Considérant ce qui suit :

Sur la demande d'admission à l'aide juridictionnelle :

1. Par une décision du bureau d'aide juridictionnelle près le tribunal judiciaire de Paris en date du 25 avril 2024, M. B a été admis au bénéfice de l'aide juridictionnelle totale. Par suite, ses conclusions tendant à être admis au bénéfice de l'aide juridictionnelle provisoire sont devenues sans objet et il n'y a pas lieu d'y statuer.

Sur les conclusions aux fins d'annulation et d'injonction et les frais liés à l'instance :

2. Aux termes de l'article R. 222-1 du code de justice administrative : " () les présidents de formation de jugement des tribunaux () peuvent, par ordonnance : / 1' donner acte des désistements ; / () 5° Statuer sur les requêtes qui ne présentent plus à juger de questions autres que la condamnation prévue à l'article L. 761-1 ou la charge des dépens () ".

3. Par un mémoire, enregistré le 24 mars 2025, M. B déclare se désister de ses conclusions à fin d'annulation et d'injonction. Ce désistement est pur et simple. Rien ne s'oppose à ce qu'il en soit donné acte.

4. M. B a obtenu le bénéfice de l'aide juridictionnelle. Par suite, son avocate peut se prévaloir des dispositions des articles L. 761-1 du code de justice administrative et 37 de la loi du 10 juillet 1991. Il y a lieu, dans les circonstances de l'espèce, et sous réserve que Me Toujas, avocate du requérant, renonce à percevoir la somme correspondant à la part contributive de l'État, de mettre à la charge de l'État le versement à Me Toujas de la somme de 800 euros.

O R D O N N E :

Article 1er : Il n'y a pas lieu de statuer sur les conclusions de M. B tendant à son admission à l'aide juridictionnelle provisoire.

Article 2 : Il est donné acte du désistement des conclusions à fin d'annulation et d'injonction de M. B.

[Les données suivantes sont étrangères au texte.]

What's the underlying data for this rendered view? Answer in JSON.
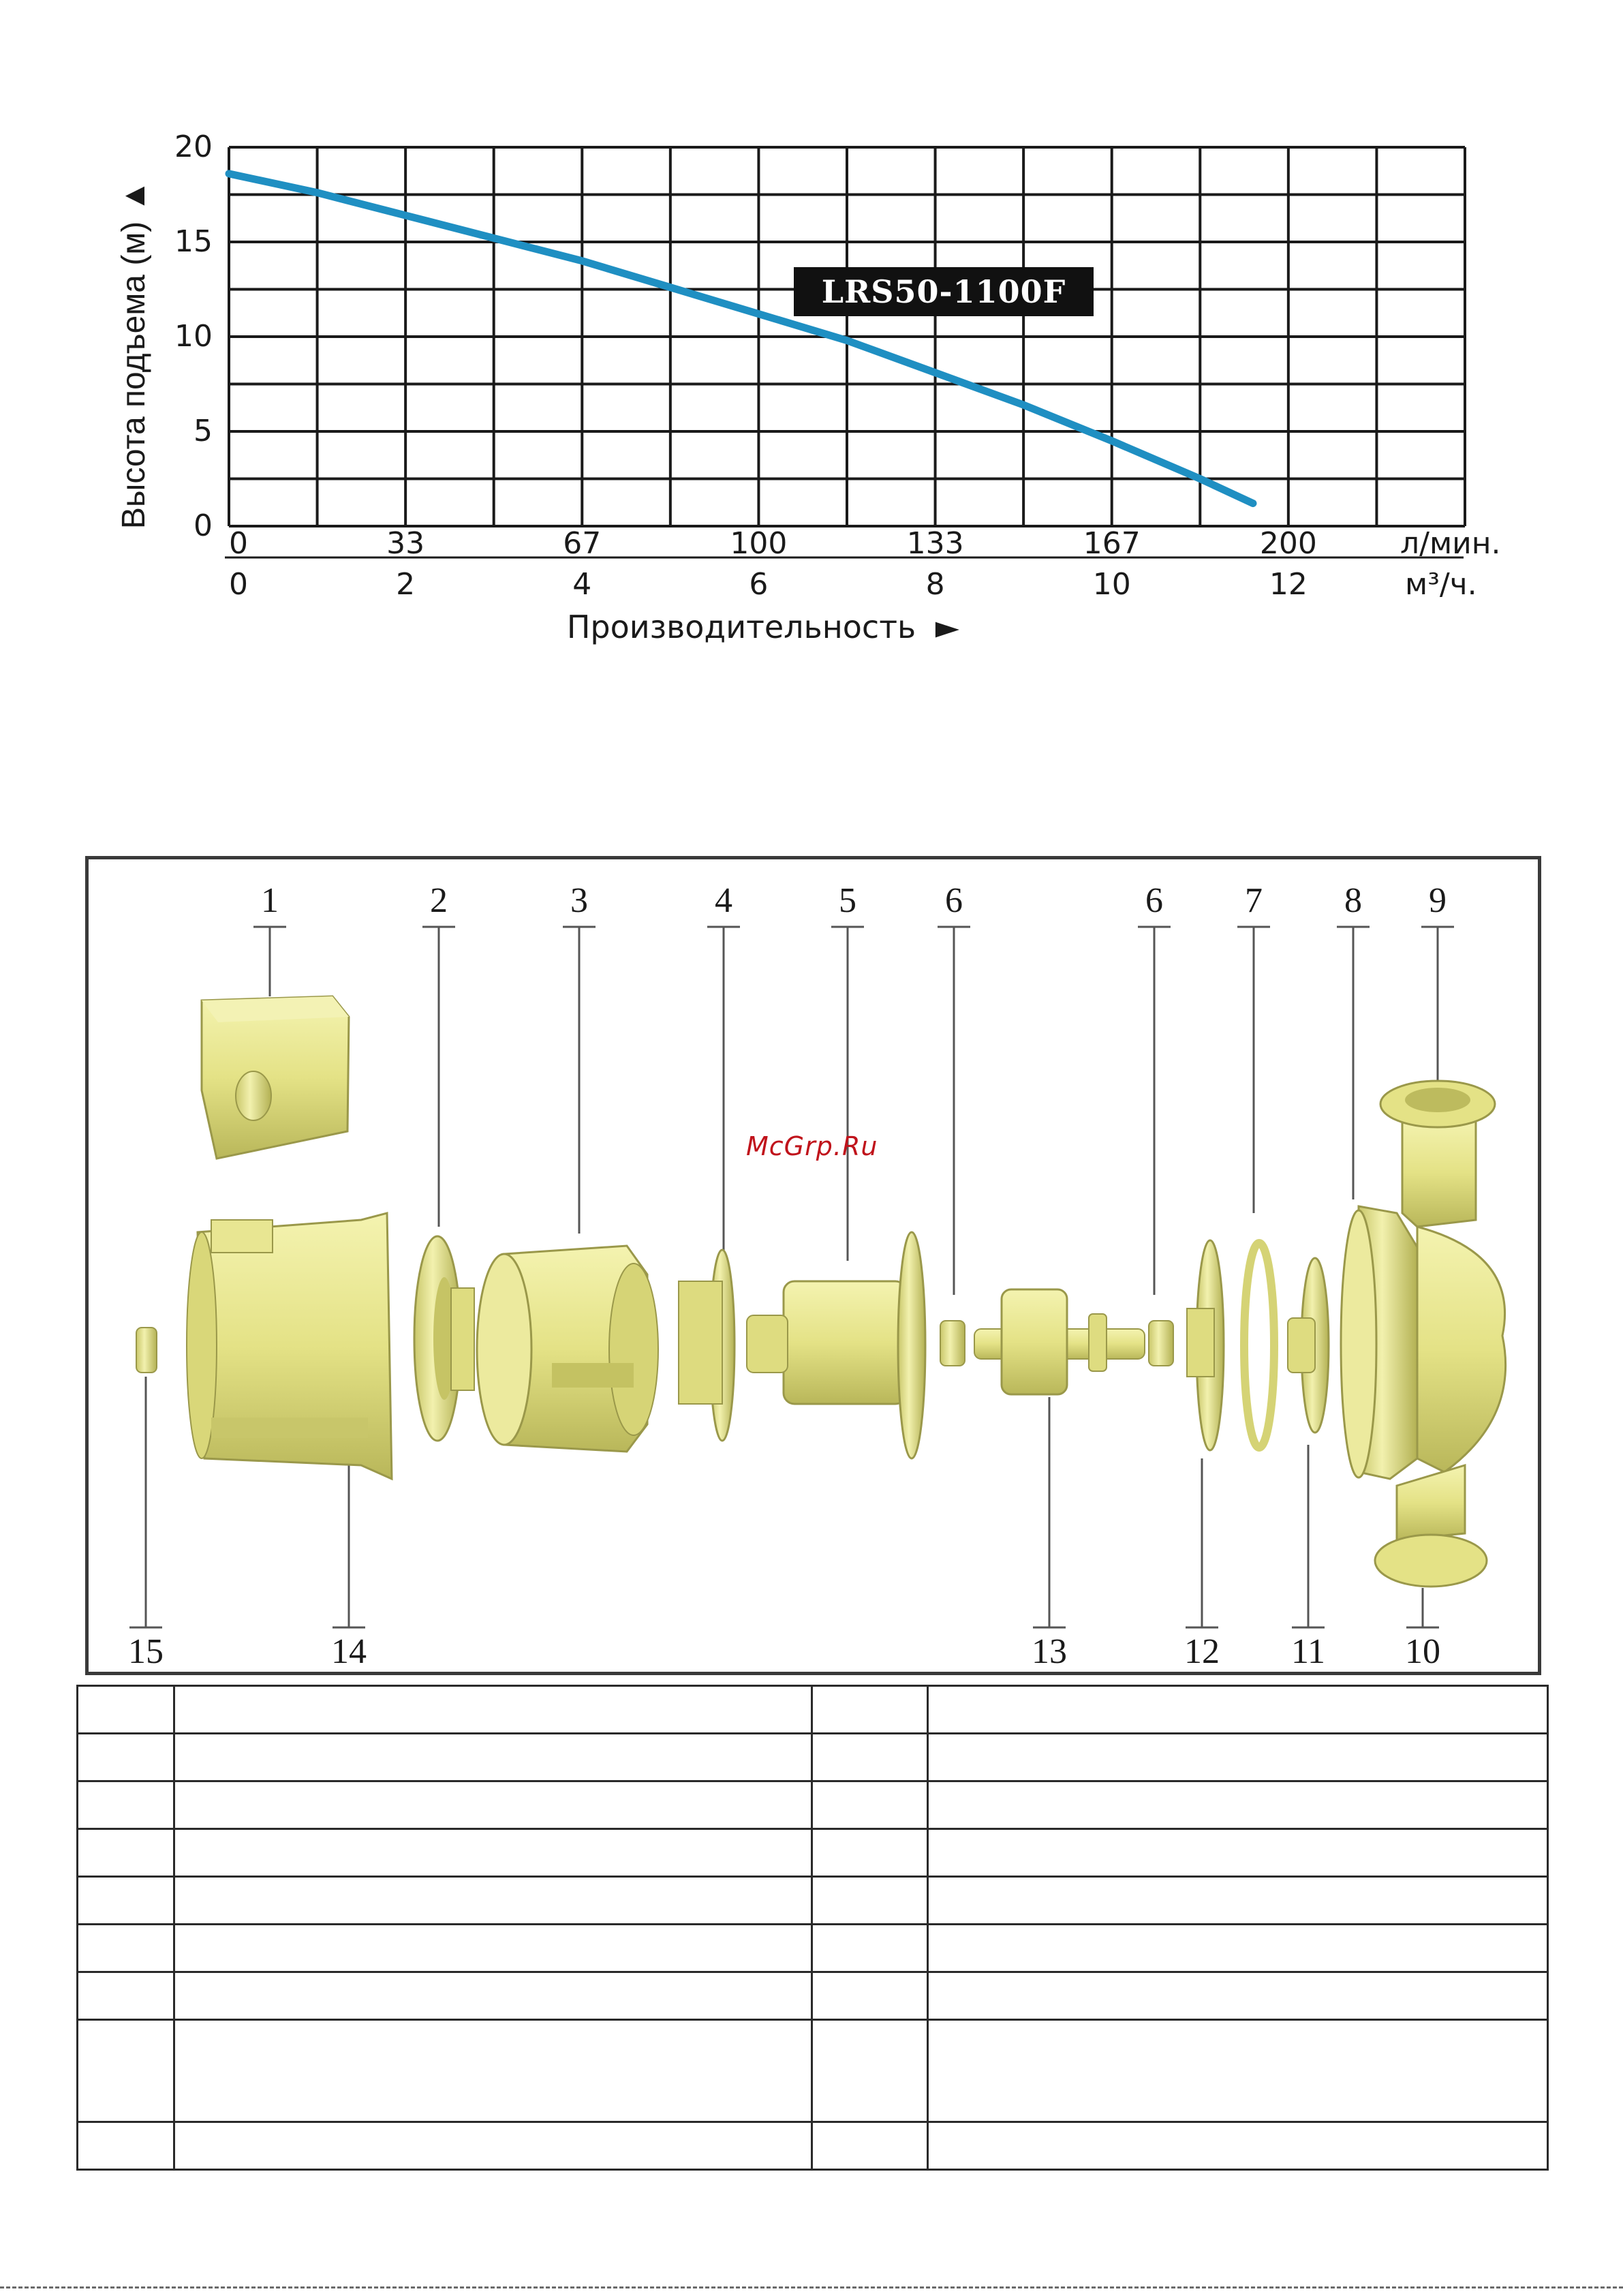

Article 3 : L'Etat versera à Me Toujas une somme de 800 euros au titre des articles L. 761-1 du code de justice administrative et 37 de la loi du 10 juillet 1991, sous réserve qu'elle renonce à percevoir la somme correspondant à la part contributive de l'Etat à l'aide juridictionnelle.

Article 4 : La présente ordonnance sera notifiée à M. A B, à Me Toujas et au préfet de police.

Fait à Paris, le 22 avril 2025.

Le vice-président de la 2ème section,

signé

J. SORIN

La République mande et ordonne au préfet de police en ce qui le concerne ou à tous commissaires de justice à ce requis en ce qui concerne les voies de droit commun contre les parties privées, de pourvoir à l'exécution de la présente décision.